Standardization and AI-readiness across 5 international heart failure datasets to support the development of AI models: an iCARE4CVD use case

M. Verket (Aachen)1, C. Peters (Maastricht)2, H. Ghaem Sigarchian (Geel)3, E. Zilonova (London)4, S. Kabak (Maastricht)2, M. Colombo (Milan)5, A. Henderson (Glasgow)6, N. Pavo (Wien)7, N. Krautenbacher (Penzberg)8, W. Wei (Maastricht)9, A. A. Voors (Groningen)10, M. Huelsmann (Wien)7, R. Latini (Milan)11, D. Müller-Wieland (Aachen)1, H.-P. Brunner-La Rocca (Maastricht)12
1Uniklinik RWTH Aachen Med. Klinik I - Kardiologie, Angiologie und Internistische Intensivmedizin Aachen, Deutschland; 2Maastricht University Medical Centre Department of Cardiology Maastricht, Niederlande; 3Thomas More Care and Well-Being – Research Group Mobilab & Care Geel, Belgien; 4Novo Nordisk Digital Biology, AI & Digital Innovation, London, Großbritannien; 5Istituto di Ricerche Farmacologiche Mario Negri Dipartimento di Ricerca Danno Cerebrale e Cardiovascolare Acuto Milan, Italien; 6University of Glasgow School of Cardiovascular & Metabolic Health Glasgow, Großbritannien; 7Medizinische Universität Wien Innere Medizin II / Kardiologie Wien, Österreich; 8Roche Diagnostics GmbH Penzberg, Deutschland; 9Maastricht University Institute of Data Science Maastricht, Niederlande; 10University Medical Center Groningen Department of Echocardiography Groningen, Niederlande; 11IRCCS Istituto Neurologico Department of Cardiovascular Research Milan, Italien; 12Maastricht University Medical Center Maastricht, Niederlande
Background: The integration of diverse heart failure (HF) datasets offers the potential to enhance predictive modelling and personalized treatment strategies.

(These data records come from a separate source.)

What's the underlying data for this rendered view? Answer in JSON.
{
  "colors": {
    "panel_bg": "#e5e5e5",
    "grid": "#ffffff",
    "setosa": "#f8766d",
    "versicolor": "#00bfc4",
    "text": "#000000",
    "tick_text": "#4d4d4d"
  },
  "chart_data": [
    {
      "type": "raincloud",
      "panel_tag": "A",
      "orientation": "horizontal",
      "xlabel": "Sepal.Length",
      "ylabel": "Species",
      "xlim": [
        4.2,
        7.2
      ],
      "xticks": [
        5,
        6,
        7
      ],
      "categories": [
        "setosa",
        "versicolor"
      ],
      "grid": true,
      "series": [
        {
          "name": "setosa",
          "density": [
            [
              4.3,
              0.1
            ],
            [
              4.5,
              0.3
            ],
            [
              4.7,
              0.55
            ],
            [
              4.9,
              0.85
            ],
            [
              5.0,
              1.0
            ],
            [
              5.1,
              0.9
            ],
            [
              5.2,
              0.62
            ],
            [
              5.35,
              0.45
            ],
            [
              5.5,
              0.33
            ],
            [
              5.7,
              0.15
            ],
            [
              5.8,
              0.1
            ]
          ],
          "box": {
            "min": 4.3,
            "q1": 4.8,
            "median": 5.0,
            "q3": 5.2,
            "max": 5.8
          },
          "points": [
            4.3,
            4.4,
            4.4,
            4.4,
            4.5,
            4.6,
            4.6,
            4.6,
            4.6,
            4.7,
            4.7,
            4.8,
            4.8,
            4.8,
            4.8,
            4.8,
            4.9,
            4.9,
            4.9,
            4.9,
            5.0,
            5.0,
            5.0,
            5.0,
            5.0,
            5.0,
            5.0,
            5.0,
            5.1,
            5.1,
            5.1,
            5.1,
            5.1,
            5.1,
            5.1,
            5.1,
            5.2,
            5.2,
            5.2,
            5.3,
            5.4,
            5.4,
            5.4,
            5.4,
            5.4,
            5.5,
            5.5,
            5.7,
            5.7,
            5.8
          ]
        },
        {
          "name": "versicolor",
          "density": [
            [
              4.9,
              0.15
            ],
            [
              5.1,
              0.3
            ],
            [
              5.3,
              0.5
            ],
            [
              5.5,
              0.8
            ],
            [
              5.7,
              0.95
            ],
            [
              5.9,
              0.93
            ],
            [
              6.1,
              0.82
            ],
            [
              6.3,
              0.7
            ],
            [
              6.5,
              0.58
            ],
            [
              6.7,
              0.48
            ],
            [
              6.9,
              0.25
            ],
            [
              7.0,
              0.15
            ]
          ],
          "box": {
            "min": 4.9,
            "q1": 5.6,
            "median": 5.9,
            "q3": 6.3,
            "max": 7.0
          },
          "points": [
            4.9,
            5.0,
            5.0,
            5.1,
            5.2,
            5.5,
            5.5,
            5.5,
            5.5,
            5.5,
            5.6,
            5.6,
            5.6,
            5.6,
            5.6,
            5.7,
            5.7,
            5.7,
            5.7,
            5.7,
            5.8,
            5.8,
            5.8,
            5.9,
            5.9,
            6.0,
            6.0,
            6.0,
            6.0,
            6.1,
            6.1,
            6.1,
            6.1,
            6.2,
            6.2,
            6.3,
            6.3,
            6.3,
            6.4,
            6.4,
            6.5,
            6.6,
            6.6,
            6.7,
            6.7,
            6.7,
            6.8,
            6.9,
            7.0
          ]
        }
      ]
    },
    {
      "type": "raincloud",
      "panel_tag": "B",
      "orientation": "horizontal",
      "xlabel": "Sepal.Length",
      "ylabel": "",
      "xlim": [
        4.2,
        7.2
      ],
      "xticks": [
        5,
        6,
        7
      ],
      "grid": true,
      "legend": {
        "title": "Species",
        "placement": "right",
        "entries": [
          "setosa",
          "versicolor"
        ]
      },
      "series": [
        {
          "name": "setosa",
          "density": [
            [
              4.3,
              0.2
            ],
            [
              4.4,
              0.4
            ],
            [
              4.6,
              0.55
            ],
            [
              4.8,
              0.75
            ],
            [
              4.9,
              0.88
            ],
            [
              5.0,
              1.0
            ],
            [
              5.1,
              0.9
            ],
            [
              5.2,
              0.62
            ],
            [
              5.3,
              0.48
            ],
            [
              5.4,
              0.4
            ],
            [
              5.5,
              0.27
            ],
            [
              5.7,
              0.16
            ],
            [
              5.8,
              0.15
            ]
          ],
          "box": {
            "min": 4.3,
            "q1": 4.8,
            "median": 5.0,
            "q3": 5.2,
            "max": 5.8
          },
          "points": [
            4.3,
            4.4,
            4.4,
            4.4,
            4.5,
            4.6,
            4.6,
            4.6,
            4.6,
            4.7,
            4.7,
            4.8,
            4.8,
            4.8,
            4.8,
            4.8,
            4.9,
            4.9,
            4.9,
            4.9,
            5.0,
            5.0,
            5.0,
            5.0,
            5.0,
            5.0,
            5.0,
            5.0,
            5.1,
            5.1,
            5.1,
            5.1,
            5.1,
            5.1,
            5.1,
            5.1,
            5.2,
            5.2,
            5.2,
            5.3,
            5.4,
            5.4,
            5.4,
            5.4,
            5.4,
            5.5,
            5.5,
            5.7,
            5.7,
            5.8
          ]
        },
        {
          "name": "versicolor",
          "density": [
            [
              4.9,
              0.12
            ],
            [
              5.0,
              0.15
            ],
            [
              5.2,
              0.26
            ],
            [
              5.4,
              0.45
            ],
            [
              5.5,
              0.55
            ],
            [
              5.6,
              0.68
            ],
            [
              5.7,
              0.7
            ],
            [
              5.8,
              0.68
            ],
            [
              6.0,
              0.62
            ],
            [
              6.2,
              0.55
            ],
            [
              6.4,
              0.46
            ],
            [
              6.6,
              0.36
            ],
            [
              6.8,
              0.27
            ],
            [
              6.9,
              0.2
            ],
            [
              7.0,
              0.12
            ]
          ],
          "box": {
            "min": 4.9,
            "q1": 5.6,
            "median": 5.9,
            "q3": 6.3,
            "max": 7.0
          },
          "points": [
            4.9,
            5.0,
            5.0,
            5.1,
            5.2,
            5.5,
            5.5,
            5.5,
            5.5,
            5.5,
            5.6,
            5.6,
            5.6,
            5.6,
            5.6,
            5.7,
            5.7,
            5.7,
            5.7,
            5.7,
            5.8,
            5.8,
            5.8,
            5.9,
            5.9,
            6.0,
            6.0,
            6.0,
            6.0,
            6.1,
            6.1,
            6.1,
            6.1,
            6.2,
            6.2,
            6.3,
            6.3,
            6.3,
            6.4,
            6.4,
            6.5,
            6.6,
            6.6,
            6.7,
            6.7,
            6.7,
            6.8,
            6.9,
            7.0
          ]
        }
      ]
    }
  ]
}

However, heterogeneity in data structure, terminology, and medication representation poses significant challenges for pooled analyses and artificial intelligence (AI) model development. Purpose: To standardise distinct HF datasets by mapping clinical variables and transforming medication data, thereby creating a unified, high-quality dataset suitable for AI-driven predictive modelling. Methods: 5 HF datasets, Aachen-HF(DE), Biostat (NL), TIME-HF (CH), GISSI-HF (IT), and Vienna-HF (AT), were used. Each dataset included demographic, clinical, laboratory, and treatment variables. To allow for AI-based modeling, a standardization pipeline. with codings standards (SNOMED-CT, LOINC, ATC) was implemented by developing metadata dictionaries. Custom mapping were developed to address missing standardisation and legacy coding. HF medication mapping and transformation to a percentage of the target dose was aligned with 2021 ESC HF Guidelines, ensuringconsistency in the definitions, classification, and target dose of HF therapies across datasets. This percentage was pooled into one variable per medication class.Results: More than 80 feature variables from 5181 patients with 25982 records were identified to be harmonised between the HF datasets. 5 medications, beta blockers, RAS inhibitors, diuretics, and MRAs, were transformed to the daily target doses for each patient. Signs and symptoms of HF, such as edema, NYHA, orthopnoea, were included. Additionally, comorbidities, such as diabetes, kidney disease and COPD were identified as feature variables. Conclusion: Standardisation and transformation of HF medication data across multiple, heterogeneous datasets is critical for developing clinically relevant AI models. This process yielded a robust, standardized dataset with coherent definitions of demographic, laboratory and treatment variables, particularly those reflecting guideline-directed HF therapies. By bridging the data variability across cohorts and successfully reuse older datasets, this work lays the foundation for AI-driven precision HF medicine.